Monday, March 23, 2009

Saramago's blog.

I don't know how it took me so long to find this out, but
José Saramago has a blog. (Linked in the title of this entry.)
Downside to it being my foolish decision to opt for German
as my second language years ago, because it is available in
Portugese (which wasn't really an option for me, so I'll let
myself slide) and Spanish (which would've been a bit more
useful, but what can you do?) which every American should
have a working knowledge of, beyond my current capacity, which
is knowing how to get beer, cigarettes, matches and meals and
little else.

Twice as irksome is that the entries are timely. His latest entry
is on El Salvador. Running it through an autotranslation program
is pretty useful. One can read around the inborn vicissitudes of
such a thing and get at the meat, if not the marrow.
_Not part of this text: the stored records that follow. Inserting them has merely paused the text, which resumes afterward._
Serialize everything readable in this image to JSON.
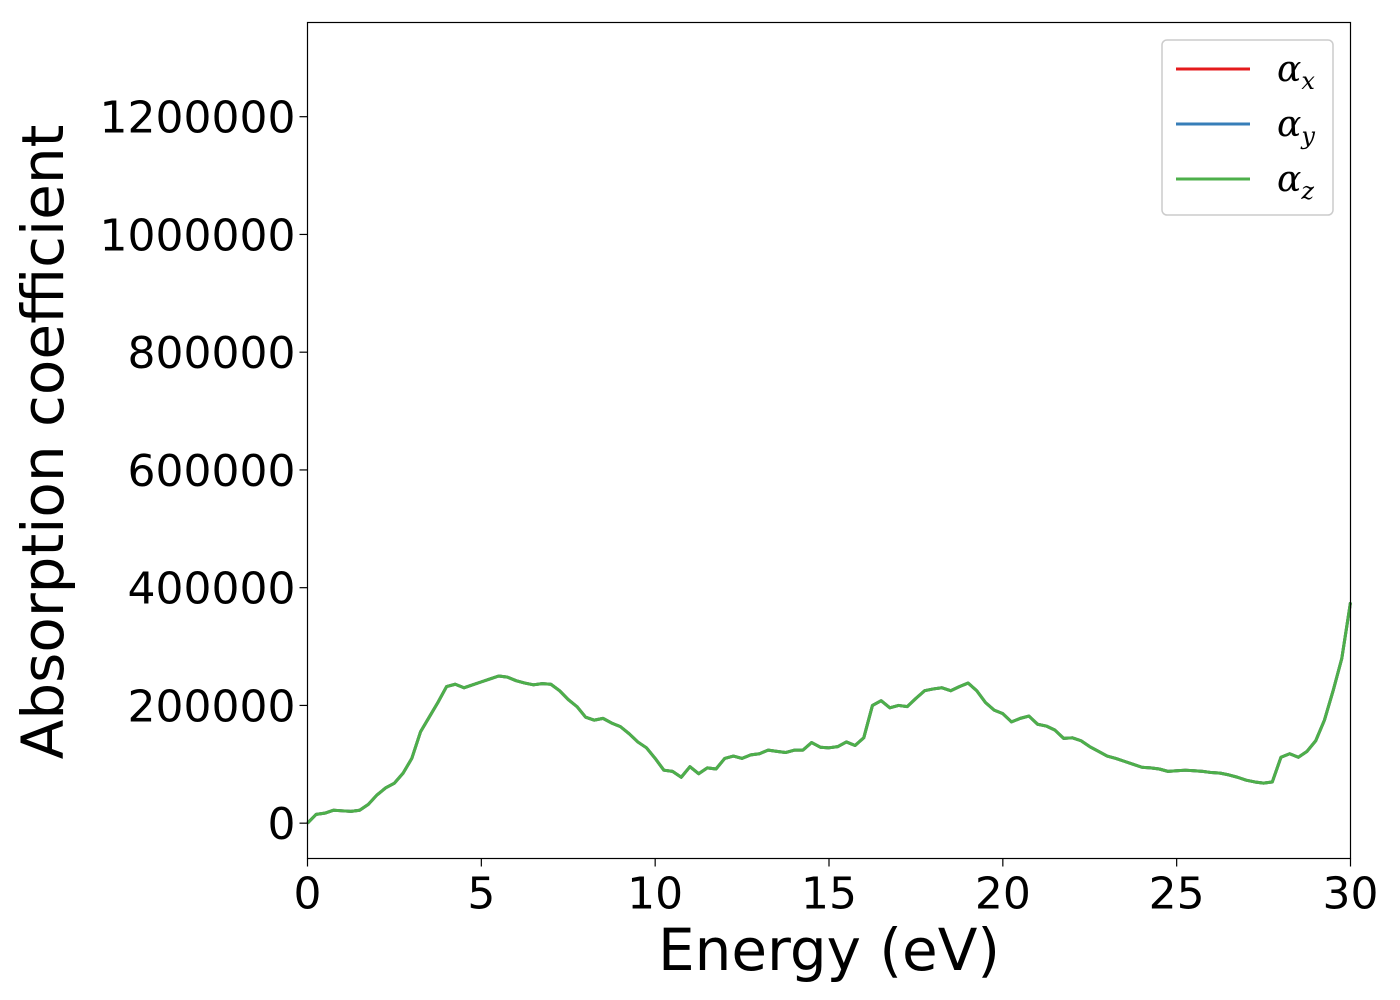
{
  "chart_data": {
    "type": "line",
    "xlabel": "Energy (eV)",
    "ylabel": "Absorption coefficient",
    "xlim": [
      0,
      30
    ],
    "ylim": [
      -60000,
      1360000
    ],
    "xticks": [
      0,
      5,
      10,
      15,
      20,
      25,
      30
    ],
    "yticks": [
      0,
      200000,
      400000,
      600000,
      800000,
      1000000,
      1200000
    ],
    "xtick_labels": [
      "0",
      "5",
      "10",
      "15",
      "20",
      "25",
      "30"
    ],
    "ytick_labels": [
      "0",
      "200000",
      "400000",
      "600000",
      "800000",
      "1000000",
      "1200000"
    ],
    "grid": false,
    "legend_position": "top-right",
    "x": [
      0,
      0.25,
      0.5,
      0.75,
      1.0,
      1.25,
      1.5,
      1.75,
      2.0,
      2.25,
      2.5,
      2.75,
      3.0,
      3.25,
      3.5,
      3.75,
      4.0,
      4.25,
      4.5,
      4.75,
      5.0,
      5.25,
      5.5,
      5.75,
      6.0,
      6.25,
      6.5,
      6.75,
      7.0,
      7.25,
      7.5,
      7.75,
      8.0,
      8.25,
      8.5,
      8.75,
      9.0,
      9.25,
      9.5,
      9.75,
      10.0,
      10.25,
      10.5,
      10.75,
      11.0,
      11.25,
      11.5,
      11.75,
      12.0,
      12.25,
      12.5,
      12.75,
      13.0,
      13.25,
      13.5,
      13.75,
      14.0,
      14.25,
      14.5,
      14.75,
      15.0,
      15.25,
      15.5,
      15.75,
      16.0,
      16.25,
      16.5,
      16.75,
      17.0,
      17.25,
      17.5,
      17.75,
      18.0,
      18.25,
      18.5,
      18.75,
      19.0,
      19.25,
      19.5,
      19.75,
      20.0,
      20.25,
      20.5,
      20.75,
      21.0,
      21.25,
      21.5,
      21.75,
      22.0,
      22.25,
      22.5,
      22.75,
      23.0,
      23.25,
      23.5,
      23.75,
      24.0,
      24.25,
      24.5,
      24.75,
      25.0,
      25.25,
      25.5,
      25.75,
      26.0,
      26.25,
      26.5,
      26.75,
      27.0,
      27.25,
      27.5,
      27.75,
      28.0,
      28.25,
      28.5,
      28.75,
      29.0,
      29.25,
      29.5,
      29.75,
      30.0
    ],
    "series": [
      {
        "name": "α_x",
        "label_main": "α",
        "label_sub": "x",
        "color": "#e41a1c",
        "values": [
          0,
          15000,
          17000,
          22000,
          21000,
          20000,
          22000,
          32000,
          48000,
          60000,
          68000,
          85000,
          110000,
          155000,
          180000,
          205000,
          232000,
          236000,
          230000,
          235000,
          240000,
          245000,
          250000,
          248000,
          242000,
          238000,
          235000,
          237000,
          236000,
          225000,
          210000,
          198000,
          180000,
          175000,
          178000,
          170000,
          164000,
          152000,
          138000,
          128000,
          110000,
          90000,
          88000,
          78000,
          96000,
          84000,
          94000,
          92000,
          110000,
          114000,
          110000,
          116000,
          118000,
          124000,
          122000,
          120000,
          124000,
          124000,
          137000,
          129000,
          128000,
          130000,
          138000,
          132000,
          145000,
          200000,
          208000,
          196000,
          200000,
          198000,
          212000,
          225000,
          228000,
          230000,
          225000,
          232000,
          238000,
          225000,
          205000,
          192000,
          186000,
          172000,
          178000,
          182000,
          168000,
          165000,
          158000,
          144000,
          145000,
          140000,
          130000,
          122000,
          114000,
          110000,
          105000,
          100000,
          95000,
          94000,
          92000,
          88000,
          89000,
          90000,
          89000,
          88000,
          86000,
          85000,
          82000,
          78000,
          73000,
          70000,
          68000,
          70000,
          112000,
          118000,
          112000,
          122000,
          140000,
          175000,
          225000,
          280000,
          375000
        ]
      },
      {
        "name": "α_y",
        "label_main": "α",
        "label_sub": "y",
        "color": "#377eb8",
        "values": [
          0,
          15000,
          17000,
          22000,
          21000,
          20000,
          22000,
          32000,
          48000,
          60000,
          68000,
          85000,
          110000,
          155000,
          180000,
          205000,
          232000,
          236000,
          230000,
          235000,
          240000,
          245000,
          250000,
          248000,
          242000,
          238000,
          235000,
          237000,
          236000,
          225000,
          210000,
          198000,
          180000,
          175000,
          178000,
          170000,
          164000,
          152000,
          138000,
          128000,
          110000,
          90000,
          88000,
          78000,
          96000,
          84000,
          94000,
          92000,
          110000,
          114000,
          110000,
          116000,
          118000,
          124000,
          122000,
          120000,
          124000,
          124000,
          137000,
          129000,
          128000,
          130000,
          138000,
          132000,
          145000,
          200000,
          208000,
          196000,
          200000,
          198000,
          212000,
          225000,
          228000,
          230000,
          225000,
          232000,
          238000,
          225000,
          205000,
          192000,
          186000,
          172000,
          178000,
          182000,
          168000,
          165000,
          158000,
          144000,
          145000,
          140000,
          130000,
          122000,
          114000,
          110000,
          105000,
          100000,
          95000,
          94000,
          92000,
          88000,
          89000,
          90000,
          89000,
          88000,
          86000,
          85000,
          82000,
          78000,
          73000,
          70000,
          68000,
          70000,
          112000,
          118000,
          112000,
          122000,
          140000,
          175000,
          225000,
          280000,
          375000
        ]
      },
      {
        "name": "α_z",
        "label_main": "α",
        "label_sub": "z",
        "color": "#4daf4a",
        "values": [
          0,
          15000,
          17000,
          22000,
          21000,
          20000,
          22000,
          32000,
          48000,
          60000,
          68000,
          85000,
          110000,
          155000,
          180000,
          205000,
          232000,
          236000,
          230000,
          235000,
          240000,
          245000,
          250000,
          248000,
          242000,
          238000,
          235000,
          237000,
          236000,
          225000,
          210000,
          198000,
          180000,
          175000,
          178000,
          170000,
          164000,
          152000,
          138000,
          128000,
          110000,
          90000,
          88000,
          78000,
          96000,
          84000,
          94000,
          92000,
          110000,
          114000,
          110000,
          116000,
          118000,
          124000,
          122000,
          120000,
          124000,
          124000,
          137000,
          129000,
          128000,
          130000,
          138000,
          132000,
          145000,
          200000,
          208000,
          196000,
          200000,
          198000,
          212000,
          225000,
          228000,
          230000,
          225000,
          232000,
          238000,
          225000,
          205000,
          192000,
          186000,
          172000,
          178000,
          182000,
          168000,
          165000,
          158000,
          144000,
          145000,
          140000,
          130000,
          122000,
          114000,
          110000,
          105000,
          100000,
          95000,
          94000,
          92000,
          88000,
          89000,
          90000,
          89000,
          88000,
          86000,
          85000,
          82000,
          78000,
          73000,
          70000,
          68000,
          70000,
          112000,
          118000,
          112000,
          122000,
          140000,
          175000,
          225000,
          280000,
          375000
        ]
      }
    ]
  }
}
I am wont to ruminate on good ole José, who becomes more of
an influence with every passing month. His beauty is his existence
in-between existences, his prose veering betwixt epic and plainspoken,
his characters occupying the terra while straddling some subatomic
plane (or Plain? both, I think) that becomes more real than the
seemingly physical world they find themselves thrust back into,
his "dialogue" or, in this case, Dialogue, at times mystical and
common. If there is a more important living author, I'd be keen on
getting whatever s/he has composed.

It doesn't hurt that his politics are as in line with my own as any
thinker I've been made aware of, and that his background is one
I can relate to, inasmuch as an American in his early (early, I tell
you!) thirties can to a Portugese man in his late eighties. In lieu of
language acquisition, I'll be copying and pasting to autotranslate.


In unrelated, sad news, Nicholas Hughes has committed suicide
in Alaska. His life, of course, was his own, and it is somewhat jarring
to see the headlines of "Sylvia's son," which set a backdrop to
a host of complications none of us can imagine, but it is natural
if discourteous to see this as yet another horrific footnote in an
ongoing tale of woe. Incredibly sad stuff.